Aggressioni fasciste, ci risiamo.

di Francesco Giurato 2


Grandi proteste nei mesi scorsi si sono sollevate da più parti sul Viminale per la decisione di censire la popolazione rom e sinti presente nel nostro paese attraverso l’uso delle impronte digitali, anche per i minori. Pesanti critiche da parte dell’UE alla prima stesura del testo del provvedimento, ma più in generale c’è preoccupazione all’estero per le politiche sulla sicurezza e sull’immigrazione definite da molti come fortemente discriminatorie.


Un mese addietro il noto settimanale cattolico Famiglia Cristiana si diceva preoccupato, per bocca del suo direttore Beppe Del Colle, per il clima politico italiano, augurandosi “che non sia vero il sospetto” che in Italia stia rinascendo il fascismo “sotto altre forme”. Il riferimento è alle misure volute dal Governo in tema di sicurezza con l’arrivo in città dei militari ma soprattutto alle accuse di cattocomunismo rivolte allo stesso giornale dopo un editoriale molto duro.

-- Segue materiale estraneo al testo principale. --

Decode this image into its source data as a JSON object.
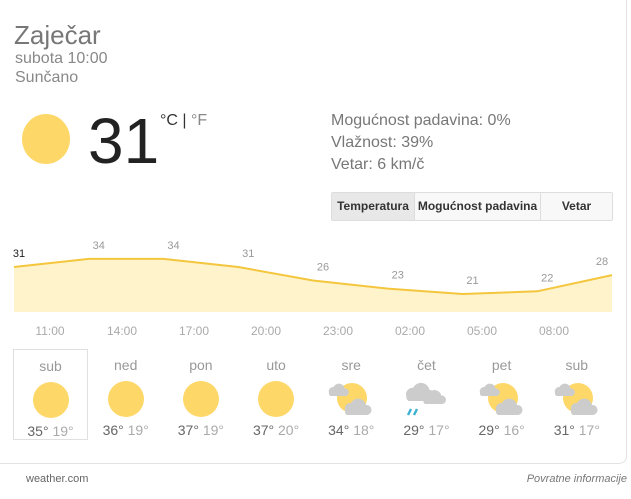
{
  "location": "Zaječar",
  "datetime": "subota 10:00",
  "condition": "Sunčano",
  "current": {
    "temperature": "31",
    "unit_c": "°C",
    "separator": " | ",
    "unit_f": "°F",
    "icon": "sun-icon"
  },
  "stats": {
    "precipitation": "Mogućnost padavina: 0%",
    "humidity": "Vlažnost: 39%",
    "wind": "Vetar: 6 km/č"
  },
  "tabs": [
    {
      "label": "Temperatura",
      "active": true
    },
    {
      "label": "Mogućnost padavina",
      "active": false
    },
    {
      "label": "Vetar",
      "active": false
    }
  ],
  "colors": {
    "sun": "#fdd868",
    "line": "#f4c63d",
    "fill": "#fff3cc",
    "cloud": "#cccccc",
    "rain": "#3fb3d2"
  },
  "chart_data": {
    "type": "area",
    "x": [
      "11:00",
      "14:00",
      "17:00",
      "20:00",
      "23:00",
      "02:00",
      "05:00",
      "08:00",
      "11:00"
    ],
    "values": [
      31,
      34,
      34,
      31,
      26,
      23,
      21,
      22,
      28
    ],
    "labels": [
      "31",
      "34",
      "34",
      "31",
      "26",
      "23",
      "21",
      "22",
      "28"
    ],
    "tick_labels": [
      "11:00",
      "14:00",
      "17:00",
      "20:00",
      "23:00",
      "02:00",
      "05:00",
      "08:00"
    ]
  },
  "daily": [
    {
      "day": "sub",
      "icon": "sun",
      "hi": "35°",
      "lo": "19°",
      "selected": true
    },
    {
      "day": "ned",
      "icon": "sun",
      "hi": "36°",
      "lo": "19°"
    },
    {
      "day": "pon",
      "icon": "sun",
      "hi": "37°",
      "lo": "19°"
    },
    {
      "day": "uto",
      "icon": "sun",
      "hi": "37°",
      "lo": "20°"
    },
    {
      "day": "sre",
      "icon": "partly-cloudy",
      "hi": "34°",
      "lo": "18°"
    },
    {
      "day": "čet",
      "icon": "rain",
      "hi": "29°",
      "lo": "17°"
    },
    {
      "day": "pet",
      "icon": "partly-cloudy",
      "hi": "29°",
      "lo": "16°"
    },
    {
      "day": "sub",
      "icon": "partly-cloudy",
      "hi": "31°",
      "lo": "17°"
    }
  ],
  "footer": {
    "source": "weather.com",
    "feedback": "Povratne informacije"
  }
}
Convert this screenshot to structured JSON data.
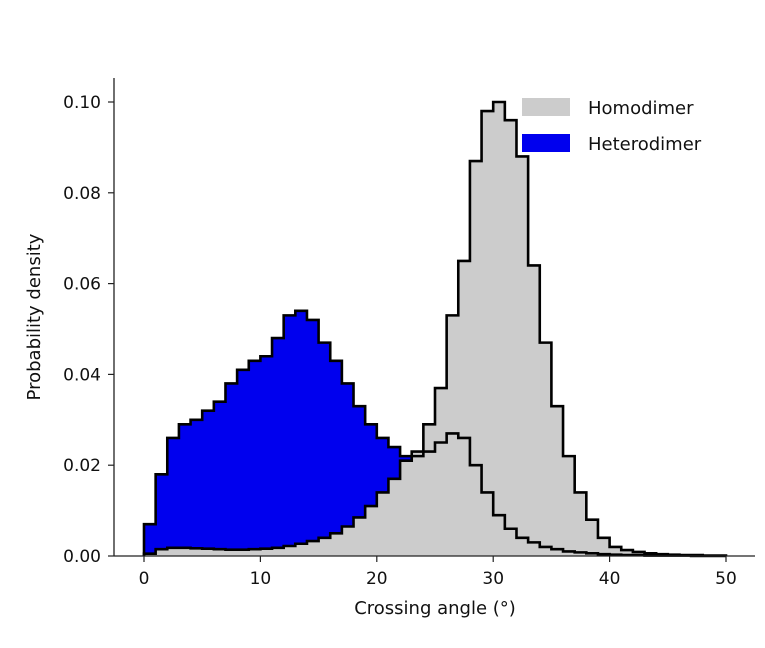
{
  "chart_data": {
    "type": "histogram",
    "title": "",
    "xlabel": "Crossing angle (°)",
    "ylabel": "Probability density",
    "xlim": [
      0,
      50
    ],
    "ylim": [
      0,
      0.1
    ],
    "xticks": [
      "0",
      "10",
      "20",
      "30",
      "40",
      "50"
    ],
    "yticks": [
      "0.00",
      "0.02",
      "0.04",
      "0.06",
      "0.08",
      "0.10"
    ],
    "bin_width": 1,
    "bin_start": 0,
    "legend_position": "top-right",
    "series": [
      {
        "name": "Homodimer",
        "color": "#cccccc",
        "edge_color": "#000000",
        "values": [
          0.0005,
          0.0015,
          0.0018,
          0.0018,
          0.0017,
          0.0016,
          0.0015,
          0.0014,
          0.0014,
          0.0015,
          0.0016,
          0.0018,
          0.0022,
          0.0027,
          0.0033,
          0.004,
          0.005,
          0.0065,
          0.0085,
          0.011,
          0.014,
          0.017,
          0.021,
          0.023,
          0.029,
          0.037,
          0.053,
          0.065,
          0.087,
          0.098,
          0.1,
          0.096,
          0.088,
          0.064,
          0.047,
          0.033,
          0.022,
          0.014,
          0.008,
          0.004,
          0.002,
          0.0013,
          0.0009,
          0.0006,
          0.0004,
          0.0003,
          0.0002,
          0.0002,
          0.0001,
          0.0001
        ]
      },
      {
        "name": "Heterodimer",
        "color": "#0000ee",
        "edge_color": "#000000",
        "values": [
          0.007,
          0.018,
          0.026,
          0.029,
          0.03,
          0.032,
          0.034,
          0.038,
          0.041,
          0.043,
          0.044,
          0.048,
          0.053,
          0.054,
          0.052,
          0.047,
          0.043,
          0.038,
          0.033,
          0.029,
          0.026,
          0.024,
          0.022,
          0.022,
          0.023,
          0.025,
          0.027,
          0.026,
          0.02,
          0.014,
          0.009,
          0.006,
          0.004,
          0.003,
          0.002,
          0.0015,
          0.001,
          0.0008,
          0.0006,
          0.0004,
          0.0003,
          0.0002,
          0.0002,
          0.0001,
          0.0001,
          0.0001,
          0.0001,
          0.0,
          0.0,
          0.0
        ]
      }
    ]
  }
}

L’Associazione Nazionale Magistrati ha fatto sapere pochi giorni fa che la prima bozza della riforma della giustizia annunciata dal premier Berlusconi in queste settimane “mette in pericolo l’indipendenza della magistratura”. E’ l’opinione del segretario dell’Anm, Giuseppe Cascini, secondo cui “inserendo la politica nel Csm rischiamo di richiamarci ad un modello autoritario, ovverosia quello fascista, dove la magistratura non e’ indipendente dal potere politico e quindi non tutti i cittadini sono garantiti allo stesso modo”.

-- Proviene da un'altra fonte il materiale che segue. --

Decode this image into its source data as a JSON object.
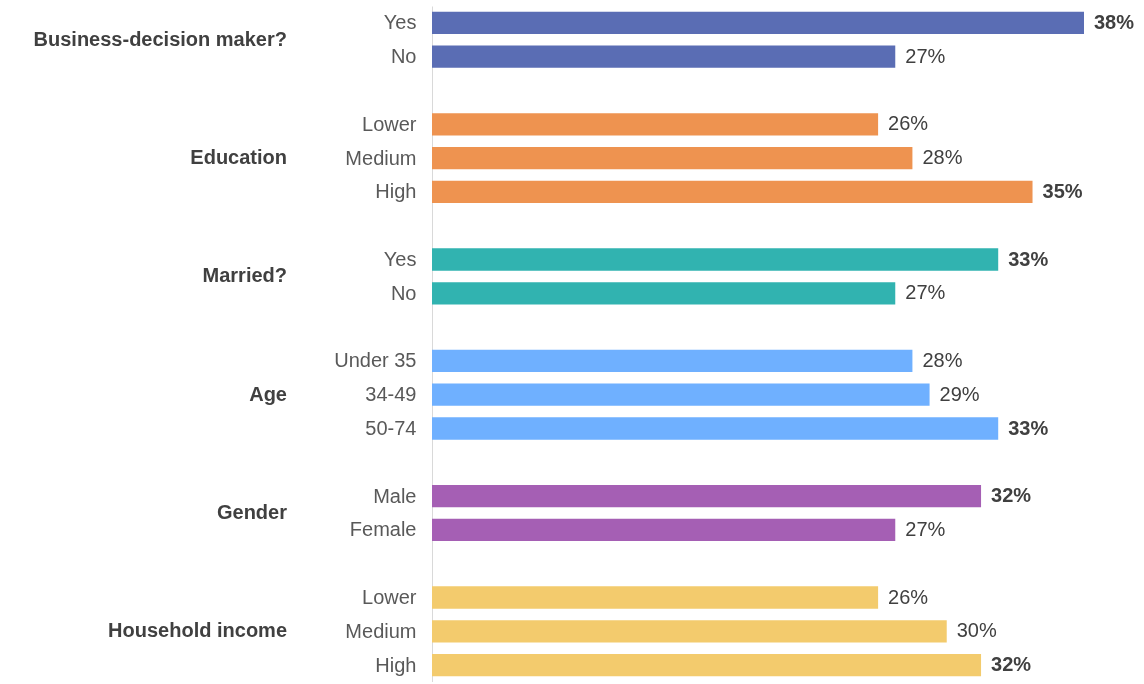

Insomma, accuse pesanti che però, alla luce delle dichiarazioni di alcuni incauti esponenti della maggioranza, a volte è difficile archiviare senza una riflessione. Il resoconto dei fucili caldi e pronti a sparare, le dichiarazioni roboanti su immigrati e moschee così come l’ossessione della sicurezza sono a volte semplici dimostrazioni di dilettantismo politico, altre volte preoccupanti derive populiste capaci di innescare il malessere di una comunità.


Ripetere come un mantra che il paese è insicuro e pericoloso, etichettare il diverso, lo straniero come una minaccia a prescindere provocherà per forza di cose una reazione violenta e sistematica. E a guidarla saranno sempre le frange che di quella comunità si autoproclamano ultimi baluardi difensivi. Questa visione della società come un luogo insicuro per definizione possiede una efficacia evocativa maggiore di qualsiasi provvedimento concreto. In questo clima di forte individualismo e di ideali di cartapesta, le città spesso non rappresentano una opportunità da cogliere ma un disagio da subire.


I fenomeni di revisionismo di questi ultimi mesi, anche di natura toponomastica, faticano ad affacciarsi alle nostre tavole all’ora dei telegiornali ma spesso costituiscono argomento di dibattito e di scontro nei quartieri di molte città italiane. Purtroppo il lassismo generale che avvolge questi indebiti – e spesso poco seri – tentativi di revisionismo trovano sempre meno resistenza da parte delle persone, stanche smemorate o indifferenti. E’ questa indifferenza che lascia il campo libero alla delinquenza di stampo fascista.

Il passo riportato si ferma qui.